As with most areas of life, you get what you pay for with B&B and it is not necessarily a low-cost option. Though you will find pleasant, clean and comfortable B&Bs for as little as £22 per person per night, at some the cost heads skywards, such as at St. Ervan Manor in Cornwall, which charges from £70 to £215 per person per night. However, this is an exceptional place, the winner of a in the Enjoy England Awards for Excellence 2006 and boasting five stylish guest rooms and a recently added garden suite. Its fine Michelin-starred restaurant serves seasonal produce in an intimate setting. In the words of VisitBritain’s chief executive Tom Wright, St. Ervan “redefines the nature of the B&B.”
Other B&Bs are notable for their locations or unusual architecture. At the end of a sweeping drive in St. Osyth, Essex is Park Hall Country House, a 14th century former monastery furnished with oak beams, open log fires and lounges with a grand piano and chandelier. The property was Silver winner in the Enjoy England Awards for Excellence 2006. In Central England, the five-diamond Old Lock Up near Matlock, Derbyshire is another award-winning residence, originally a small jail and a chapel.
Once visited by writer D.H. Lawrence, it now boasts a double spa bath and the cell which once held convicted felons is a bar. The county of Kent – the ‘garden of England’ — has conical oast houses (once used for the drying of hops) converted into quirky B&Bs; while the five-diamond, silver award Beach Court on the Northumbrian coast provides superb views over a sweeping bay, and the master suite doubles as an observatory called the Crow’s Nest.
At the Old Railway Station in Petworth, West Sussex, guests can re-live the golden age of rail travel – including accommodation in Pullman carriages as used on the Orient Express – albeit without going anywhere. The midweek rates are particularly attractive.

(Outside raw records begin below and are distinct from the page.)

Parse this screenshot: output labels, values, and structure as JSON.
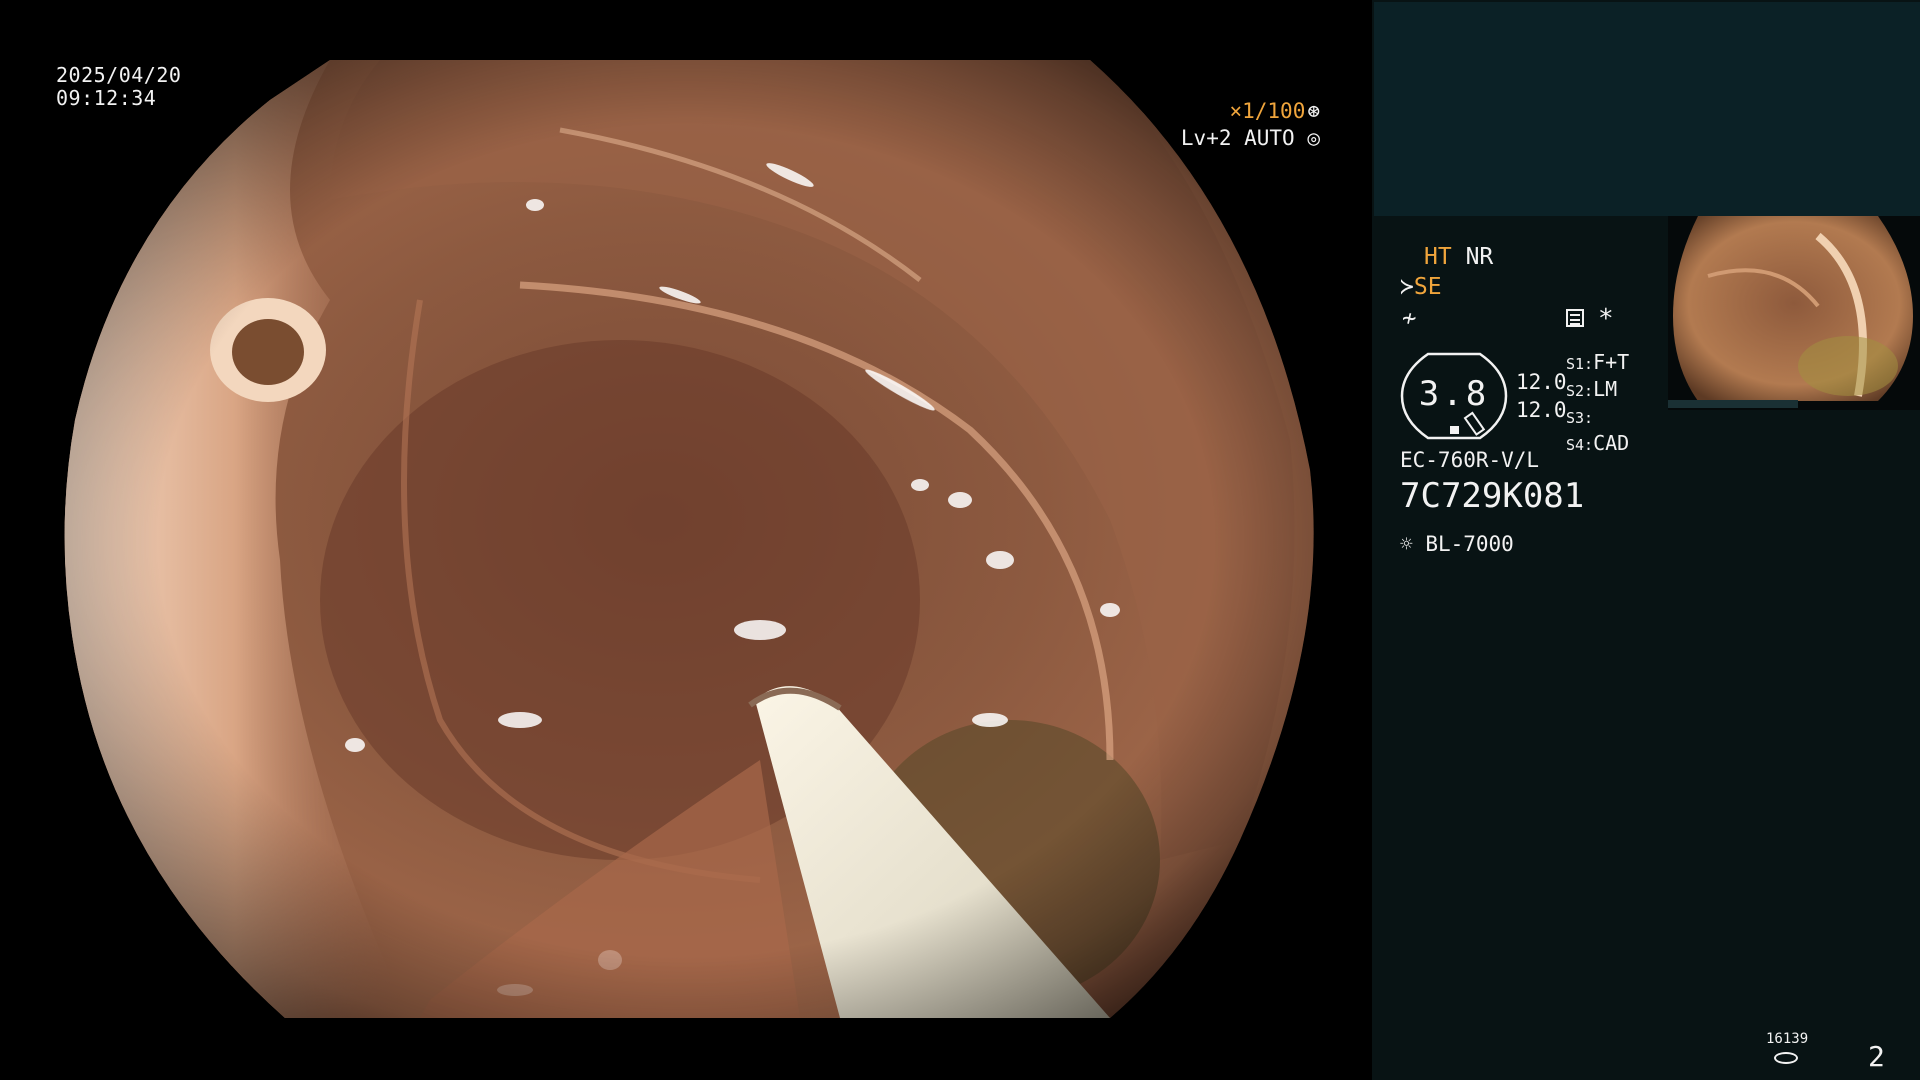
{
  "overlay": {
    "date": "2025/04/20",
    "time": "09:12:34",
    "shutter": "×1/100",
    "shutter_icon": "aperture-icon",
    "enhancement": "Lv+2 AUTO",
    "enhancement_icon": "auto-iris-icon"
  },
  "panel": {
    "ht": "HT",
    "nr": "NR",
    "se": "SE",
    "asterisk": "*",
    "gauge_value": "3.8",
    "gauge_values": [
      "12.0",
      "12.0"
    ],
    "switches": [
      {
        "key": "S1:",
        "value": "F+T"
      },
      {
        "key": "S2:",
        "value": "LM"
      },
      {
        "key": "S3:",
        "value": ""
      },
      {
        "key": "S4:",
        "value": "CAD"
      }
    ],
    "scope_model": "EC-760R-V/L",
    "serial": "7C729K081",
    "light_source": "BL-7000",
    "capture_count": "16139",
    "page_number": "2"
  },
  "colors": {
    "accent": "#f0a53c",
    "panel_bg": "#081314",
    "panel_top": "#0b2126",
    "tissue": "#8c5a3e"
  }
}
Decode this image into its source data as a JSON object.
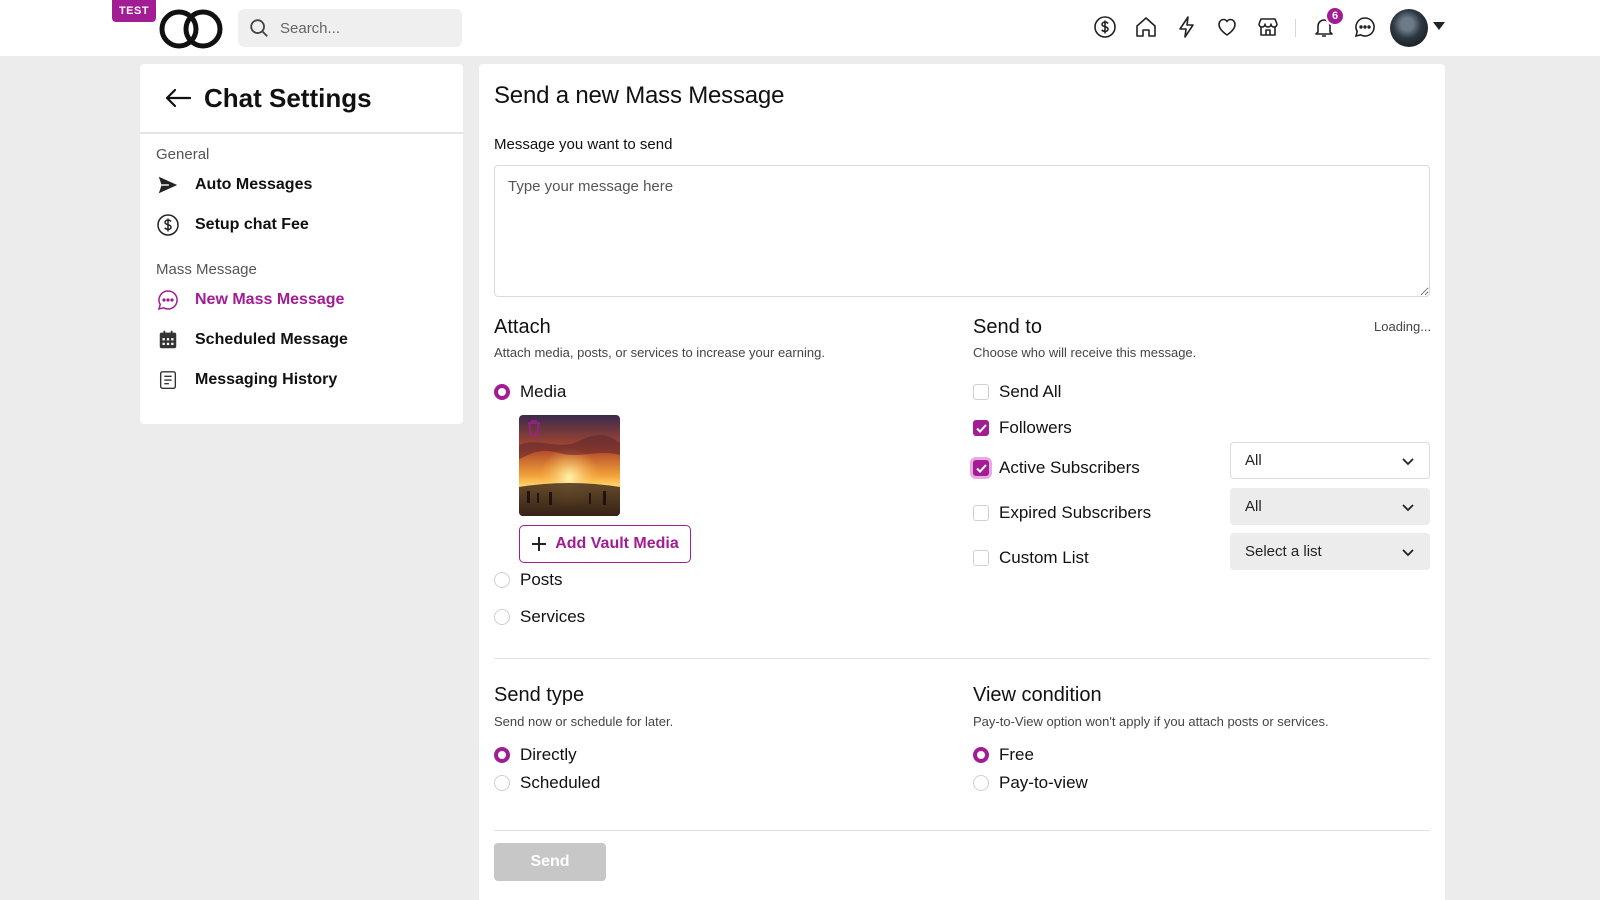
{
  "nav": {
    "badge": "TEST",
    "search_placeholder": "Search...",
    "notification_count": "6",
    "icons": [
      "dollar-icon",
      "home-icon",
      "lightning-icon",
      "heart-icon",
      "store-icon",
      "bell-icon",
      "chat-icon"
    ]
  },
  "sidebar": {
    "title": "Chat Settings",
    "sections": [
      {
        "label": "General",
        "items": [
          {
            "label": "Auto Messages",
            "icon": "send-icon"
          },
          {
            "label": "Setup chat Fee",
            "icon": "dollar-icon"
          }
        ]
      },
      {
        "label": "Mass Message",
        "items": [
          {
            "label": "New Mass Message",
            "icon": "chat-bubble-icon",
            "active": true
          },
          {
            "label": "Scheduled Message",
            "icon": "calendar-icon"
          },
          {
            "label": "Messaging History",
            "icon": "document-icon"
          }
        ]
      }
    ]
  },
  "main": {
    "title": "Send a new Mass Message",
    "message_label": "Message you want to send",
    "message_placeholder": "Type your message here",
    "message_value": "",
    "attach": {
      "title": "Attach",
      "subtitle": "Attach media, posts, or services to increase your earning.",
      "options": [
        "Media",
        "Posts",
        "Services"
      ],
      "selected": "Media",
      "vault_button": "Add Vault Media"
    },
    "send_to": {
      "title": "Send to",
      "subtitle": "Choose who will receive this message.",
      "loading": "Loading...",
      "options": [
        {
          "label": "Send All",
          "checked": false
        },
        {
          "label": "Followers",
          "checked": true
        },
        {
          "label": "Active Subscribers",
          "checked": true,
          "select": "All"
        },
        {
          "label": "Expired Subscribers",
          "checked": false,
          "select": "All"
        },
        {
          "label": "Custom List",
          "checked": false,
          "select": "Select a list"
        }
      ]
    },
    "send_type": {
      "title": "Send type",
      "subtitle": "Send now or schedule for later.",
      "options": [
        "Directly",
        "Scheduled"
      ],
      "selected": "Directly"
    },
    "view_condition": {
      "title": "View condition",
      "subtitle": "Pay-to-View option won't apply if you attach posts or services.",
      "options": [
        "Free",
        "Pay-to-view"
      ],
      "selected": "Free"
    },
    "send_button": "Send"
  },
  "colors": {
    "accent": "#a21c94",
    "background": "#ececec",
    "disabled_button": "#c7c7c7"
  }
}
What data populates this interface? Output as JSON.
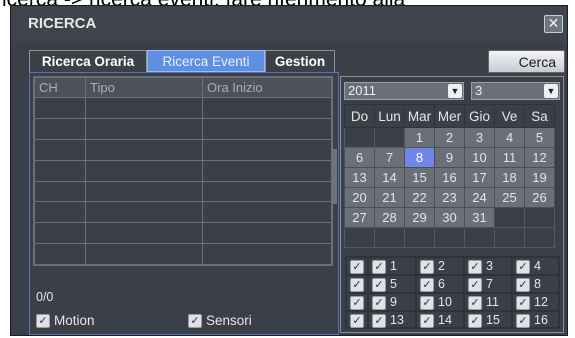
{
  "caption_text": "icerca -> ricerca eventi, fare riferimento alla",
  "window": {
    "title": "RICERCA",
    "close_label": "✕"
  },
  "tabs": [
    {
      "label": "Ricerca Oraria",
      "active": false
    },
    {
      "label": "Ricerca Eventi",
      "active": true
    },
    {
      "label": "Gestion",
      "active": false
    }
  ],
  "search_button": "Cerca",
  "results": {
    "columns": [
      "CH",
      "Tipo",
      "Ora Inizio"
    ],
    "empty_rows": 8,
    "counter": "0/0"
  },
  "filters": [
    {
      "label": "Motion",
      "checked": true
    },
    {
      "label": "Sensori",
      "checked": true
    }
  ],
  "calendar": {
    "year": "2011",
    "month": "3",
    "weekdays": [
      "Do",
      "Lun",
      "Mar",
      "Mer",
      "Gio",
      "Ve",
      "Sa"
    ],
    "weeks": [
      [
        "",
        "",
        "1",
        "2",
        "3",
        "4",
        "5"
      ],
      [
        "6",
        "7",
        "8",
        "9",
        "10",
        "11",
        "12"
      ],
      [
        "13",
        "14",
        "15",
        "16",
        "17",
        "18",
        "19"
      ],
      [
        "20",
        "21",
        "22",
        "23",
        "24",
        "25",
        "26"
      ],
      [
        "27",
        "28",
        "29",
        "30",
        "31",
        "",
        ""
      ],
      [
        "",
        "",
        "",
        "",
        "",
        "",
        ""
      ]
    ],
    "selected_day": "8"
  },
  "channels": {
    "all_checked": true,
    "list": [
      "1",
      "2",
      "3",
      "4",
      "5",
      "6",
      "7",
      "8",
      "9",
      "10",
      "11",
      "12",
      "13",
      "14",
      "15",
      "16"
    ]
  },
  "colors": {
    "window_bg": "#3b4048",
    "active_tab": "#5e8fe0",
    "selected_day": "#6f86e6",
    "panel_border": "#5874b8"
  }
}
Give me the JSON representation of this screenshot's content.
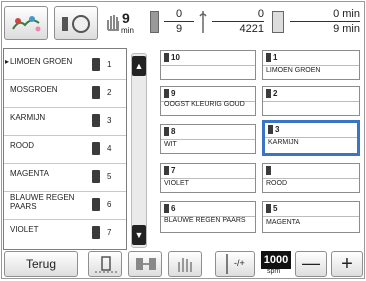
{
  "toolbar": {
    "pause_count": "9",
    "pause_unit": "min",
    "color_current": "0",
    "color_total": "9",
    "stitch_current": "0",
    "stitch_total": "4221",
    "time_current": "0 min",
    "time_total": "9 min"
  },
  "color_list": {
    "items": [
      {
        "name": "LIMOEN GROEN",
        "num": "1",
        "current": true
      },
      {
        "name": "MOSGROEN",
        "num": "2"
      },
      {
        "name": "KARMIJN",
        "num": "3"
      },
      {
        "name": "ROOD",
        "num": "4"
      },
      {
        "name": "MAGENTA",
        "num": "5"
      },
      {
        "name": "BLAUWE REGEN PAARS",
        "num": "6"
      },
      {
        "name": "VIOLET",
        "num": "7"
      }
    ],
    "current_marker": "▸"
  },
  "needles": {
    "col1": [
      {
        "num": "10",
        "name": ""
      },
      {
        "num": "9",
        "name": "OOGST KLEURIG GOUD"
      },
      {
        "num": "8",
        "name": "WIT"
      },
      {
        "num": "7",
        "name": "VIOLET"
      },
      {
        "num": "6",
        "name": "BLAUWE REGEN PAARS"
      }
    ],
    "col2": [
      {
        "num": "1",
        "name": "LIMOEN GROEN"
      },
      {
        "num": "2",
        "name": ""
      },
      {
        "num": "3",
        "name": "KARMIJN",
        "selected": true
      },
      {
        "num": "",
        "name": "ROOD"
      },
      {
        "num": "5",
        "name": "MAGENTA"
      }
    ]
  },
  "bottom": {
    "back_label": "Terug",
    "speed_value": "1000",
    "speed_unit": "spm",
    "minus_label": "—",
    "plus_label": "+",
    "needle_adjust_label": "-/+"
  },
  "colors": {
    "accent": "#3a74c4",
    "dark": "#222222"
  }
}
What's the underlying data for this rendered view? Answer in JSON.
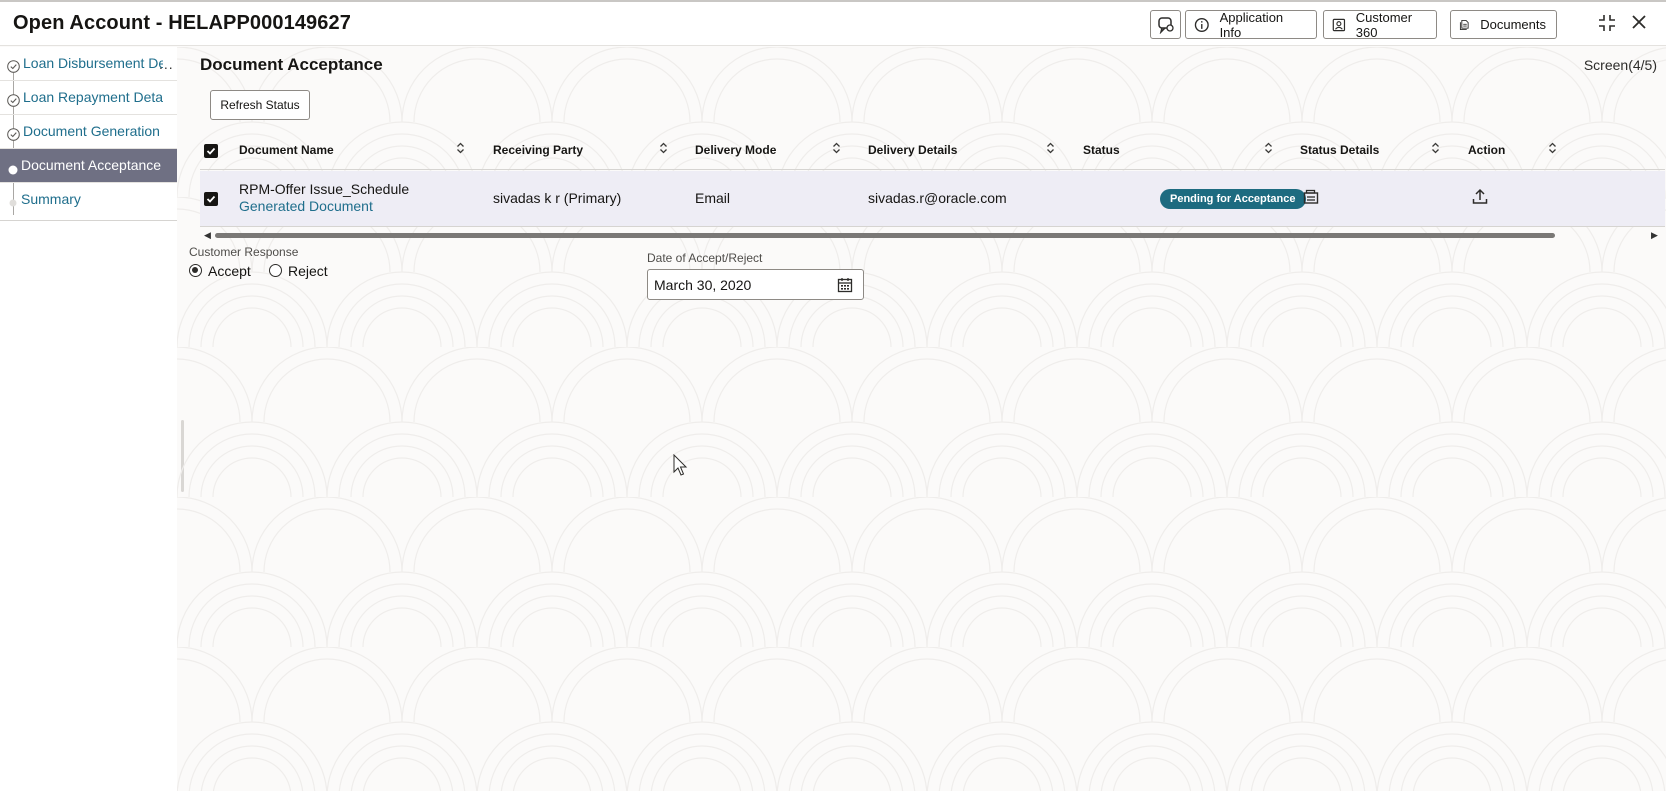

Scotland is also a good hunting ground for B&B fans: you can choose from farmhouses, cottages, city mansions and country estates, all serving a hearty Scottish breakfast (often complete with oat-cakes and porridge). At Edgertson in the Scottish Borders guests can even ‘go back to school’. The five-star School House (built in the Victorian era, it last saw pupils in 1945) has been tastefully modified, with each room given a unique theme and set with period furnishings; breakfasts are served in a farmhouse style kitchen, plus there’s a minstrel gallery dining room. All from just £26 per night.
Farmhouses are another fine source of B&B accommodation: these are often buildings full of character and it takes a lot to beat a farmhouse breakfast. Wales is a country with plenty to choose from, such as 17th century Dove Cottage (five star) at Buckley, Flintshire, which is set in over an acre of lovingly tended gardens.
For many guests, it is the B&B hosts who really make their stay. These are people who are proud of their homes and neighbourhoods, know the best local pubs and restaurants, can point you towards the most historic attractions and the prettiest beauty-spots. In short, they are walking, talking mines of information and they are determined you will have a good time.
As someone once said, B&B is a little like staying with friends but you pay for the pleasure. Equally reassuring is the fact that someone like Alison (motto: “we check it out before you check in”) has been there first.